Ketiga, belum terbukanya akses pendidikan. Meskipun ada Kartu Indonesia Pintar (KIP), Bantuan Operasional Sekolah (BOS), bahkan Bidikmisi untuk perguruan tinggi, namun persentase peningkatan Angka Partisipasi Murni (APM) kurang dari satu persen dalam kurun waktu empat tahun terakhir.
Apa penyebabnya? Tak lain karena sekolah negeri didominasi siswa dari golongan ekonomi atas, serta pembangunan unit sekolah belum berdasarkan data. Banyak daerah yang daya tampung sekolah diatas jumlah siswa usia sekolah.
Adanya KIP yang diluncurkan pada 2014, tidak terbukti meningkatkan APM. Untuk SD, kenaikan hanya 0,77 persen sejak 2014, SMP yakni 0,87 persen, dan SMA sederajat hanya 0,92 persen.
KIP memang meningkatkan jumlah siswa yang bersekolah, tapi secara persentase hanya dibawah satu persen. Jauh lebih kecil dari pemerintahan sebelumnya.

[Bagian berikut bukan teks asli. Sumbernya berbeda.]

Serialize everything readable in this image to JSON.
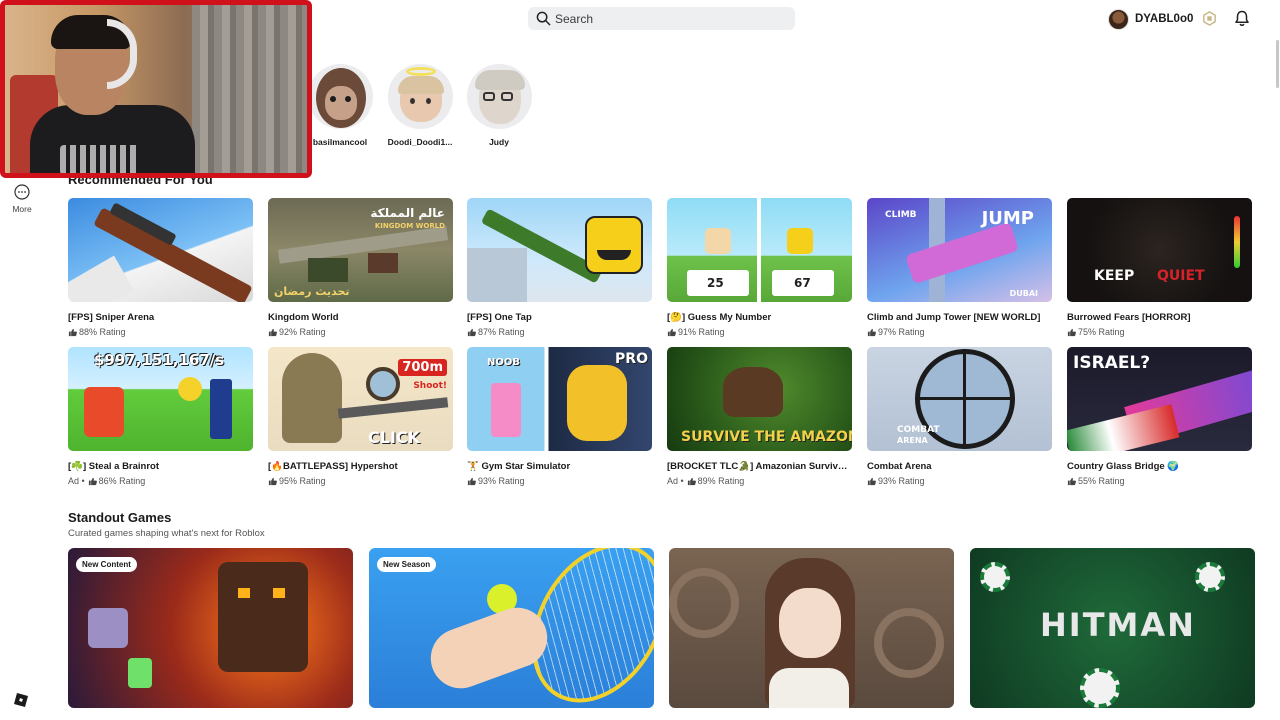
{
  "header": {
    "search_placeholder": "Search",
    "username": "DYABL0o0"
  },
  "sidebar": {
    "more_label": "More"
  },
  "friends": [
    {
      "name": "basilmancool"
    },
    {
      "name": "Doodi_Doodi1..."
    },
    {
      "name": "Judy"
    }
  ],
  "recommended": {
    "title": "Recommended For You",
    "games": [
      {
        "name": "[FPS] Sniper Arena",
        "rating": "88% Rating",
        "ad": ""
      },
      {
        "name": "Kingdom World",
        "rating": "92% Rating",
        "ad": "",
        "thumb_text": "عالم المملكة",
        "thumb_sub": "KINGDOM WORLD",
        "thumb_bottom": "تحديث رمضان"
      },
      {
        "name": "[FPS] One Tap",
        "rating": "87% Rating",
        "ad": ""
      },
      {
        "name": "[🤔] Guess My Number",
        "rating": "91% Rating",
        "ad": "",
        "thumb_n1": "25",
        "thumb_n2": "67"
      },
      {
        "name": "Climb and Jump Tower [NEW WORLD]",
        "rating": "97% Rating",
        "ad": "",
        "thumb_text": "JUMP",
        "thumb_sub": "CLIMB",
        "thumb_bottom": "DUBAI"
      },
      {
        "name": "Burrowed Fears [HORROR]",
        "rating": "75% Rating",
        "ad": "",
        "thumb_text": "KEEP",
        "thumb_sub": "QUIET"
      },
      {
        "name": "[☘️] Steal a Brainrot",
        "rating": "86% Rating",
        "ad": "Ad •",
        "thumb_text": "$997,151,167/s"
      },
      {
        "name": "[🔥BATTLEPASS] Hypershot",
        "rating": "95% Rating",
        "ad": "",
        "thumb_text": "700m",
        "thumb_sub": "Shoot!",
        "thumb_bottom": "CLICK"
      },
      {
        "name": "🏋️ Gym Star Simulator",
        "rating": "93% Rating",
        "ad": "",
        "thumb_text": "NOOB",
        "thumb_sub": "PRO"
      },
      {
        "name": "[BROCKET TLC🐊] Amazonian Survival ...",
        "rating": "89% Rating",
        "ad": "Ad •",
        "thumb_text": "SURVIVE THE AMAZON"
      },
      {
        "name": "Combat Arena",
        "rating": "93% Rating",
        "ad": "",
        "thumb_text": "COMBAT",
        "thumb_sub": "ARENA"
      },
      {
        "name": "Country Glass Bridge 🌍",
        "rating": "55% Rating",
        "ad": "",
        "thumb_text": "ISRAEL?"
      }
    ]
  },
  "standout": {
    "title": "Standout Games",
    "subtitle": "Curated games shaping what's next for Roblox",
    "items": [
      {
        "badge": "New Content"
      },
      {
        "badge": "New Season"
      },
      {
        "badge": ""
      },
      {
        "badge": "",
        "thumb_text": "HITMAN"
      }
    ]
  }
}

Keempat, tata kelola guru perlu perbaikan. Rasio guru dan murid kita lebih unggul dibandingkan negara lain. Untuk SD, rasio guru dan murid 1:14 atau dengan kata lain, satu guru mengajar 14 siswa.
Untuk SMP dan SMA rasionya adalah 1:15, dan rasio guru dan murid untuk SMK lebih unggul lagi yakni 1:6. Rasio ini hanya kalah dibandingkan Jepang, tapi dibandingkan Singapura, Amerika Serikat, Tiongkok, Indonesia jauh lebih unggul.
Sayangnya, rasio siswa dan guru berhubungan dengan biaya, namun tidak dengan hasil pembelajaran.
Bahkan data dari Kemendikbud (2015) menyebutkan pertumbuhan jumlah siswa di lembaga pendidikan dasar menengah selama kurun waktu 1999 hingga 2015, sebesar 17 persen.
Disisi lain dalam kurun waktu yang sama, pertumbuhan guru PNS sebanyak 23 persen dan guru honorer 860 persen. Atau dengan kata lain, pertumbuhan tenaga pendidik melampau peserta didik.
Selain itu, kompetensi guru pun harus mendapatkan perhatian lebih. Hasil Uji Kompetensi Guru (UKG) hanya guru di 10 provinsi yang memiliki nilai diatas rata-rata 56,69.
Lainnya nilai UKG dibawah rata-rata. Pertanyaannya, bagaimana mungkin anak-anak kita diajar oleh guru-guru yang kompetensinya dibawah rata-rata. Laporan ACDP Indonesia menyebutkan mendekati 14 persen guru di Tanah Air bolos mengajar.